1. Scaling is automatic
Rather recently I was working with a client on building some sophisticated reports. They needed to slice & dice customer data, over various time series, and summarize with invoices & tracking data. Unfortunately their dataset was large, in the half terabyte range.
Client: Can we just load all this data into the cloud?
Me: Yes we can do that. Build a system in Amazon public cloud, can support large datasets.
Client: I want it to scale easily. So we won’t have these slow reports. And as we add data, it’ll just manage it easily for us.
Me: Well it’s a little bit more complicated than that, unfortunately.
Unfortunately this is a rather familiar conversation that I have quite often. A lot of the press around cloud scalability, centers around auto-scaling, Amazon’s renowned & superb virtualization feature. Yes it’s true you can roll out webservers to scale out this way, but that’s not the end of the story. Typically web applications have a lot of components, from caching servers, to search servers, and of course their backend datastore.
But can we scrap our relational database, such as MySQL and go with one that scales out of the box like Riak, Cassandra or Dynamodb?
Those NoSQL solutions are built to be distributed from the start, it’s true. And they lend themselves to that type of architecture. However, if you’ve built up a dataset in MySQL or Oracle, and more so an application around that, you’ll have to migrate data into the NoSQL solution. That process will take some time.
Like teaching a fish to fly, it make take some time. They do well in water, but evolution takes a bit longer.
Related: RDS or MySQL 10 use cases
2. Disaster recovery is free
In the traditional datacenter, when you want DR, you setup a parallel environment. Hopefully not in the same room, same city or same coast even. Preferrably you do so in a different region. What you can’t get around is dishing out cash for that second datacenter. You need the servers, just in case.
In the cloud, things are different. That’s why we’re here, right? In amazon you have regions already setup & available for plugin-n-play use. Setup your various components, servers, software & configure. Once you’ve verified you can failover to the parallel environment you can just turn off all those instances. Great, no big charges for all that iron that you’d pay for to keep the rooms warm in an old-school datacenter. Or do you?
As it turns out, since you don’t have this environment running all the time, you’ll want to test it more often, run fire drills to bring the servers back online. That’ll incur some costs in terms of manpower. You’ll also want to include in there some scripts to start those servers up, and/or some detailed documentation on how to do that. And don’t lose that documentation, either will you?
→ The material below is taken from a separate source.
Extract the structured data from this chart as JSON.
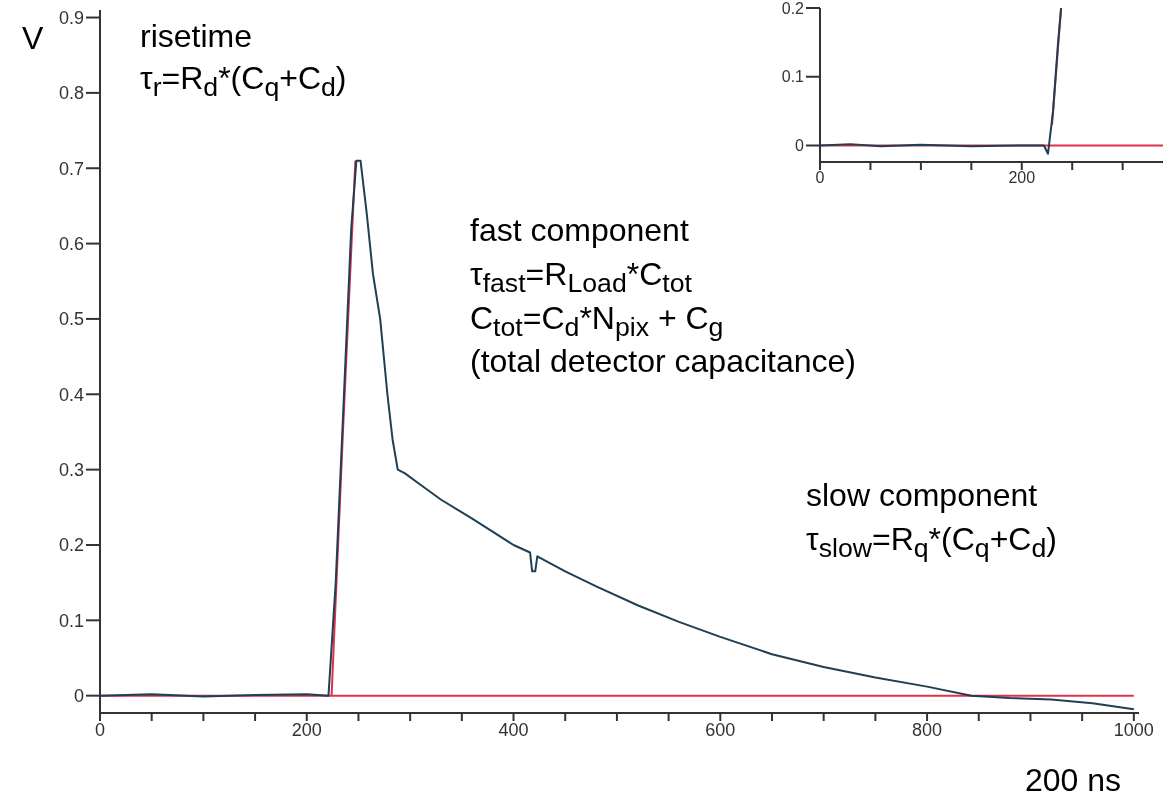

You may also want to build some infrastructure as code unit tests. Things change, code checkouts evolve, especially in the agile & continuous integration world. Devops beware!
3. Machines are fast
Fast, fast, fast. That’s what we expect, things keep getting faster, right? Hard to believe then that the world of computing took a big step backward when it jumped into the cloud. Something similar happened when we jumped to commodity Linux a decade ago.
In amazon, it’s a multi-tenant world. And just like apartment buildings, popular restaurants, or busy highways you must share. When things are quiet you may have the road to yourself, but it’ll never be as quiet as a dirt road in the country!
Amazon is making big strides though. They now offer memory optimized & storage optimized instances. And an even bigger development is the addition of the most important feature for performance & scalability. That said the network & EBS can still be a real bottleneck.
4. Backups aren’t necessary
I’ve experienced a few horror stories over the years. I wrote about one noteworthy one When fat fingers take down your business.
True EBS snapshots make backing up your whole server, well a snap! That said a few extra steps have to happen (flush the filesystem & lock tables) to make this work for a relational database like MySQL or Oracle. And suddenly you have a verification step that you also need to perform. You see no backups are valid until they’ve been restored, remember?
But even with these wonderful disk snapshots, you’ll still want to do database dumps, and perhaps table dumps. Operator error, deleting the wrong data, or dropping the wrong tables, will always be a risk. Ignore backups at your own peril!
Check this: Why CTOs underestimate operational costs
5. Outages won’t happen
In an ideal world, everything is redundant, and outages will be a thing of the past. We’ll finally reach five nines uptime and devops everywhere will be out of work. 🙂
It’s true that Amazon provides all the components to build redundancy into your architecture, and very cutting edge firms that have taken netflix’s approach with chaos monkey are seeing big improvements here. But AirBNB did fail and at root it was an Amazon outage that shouldn’t ever happen.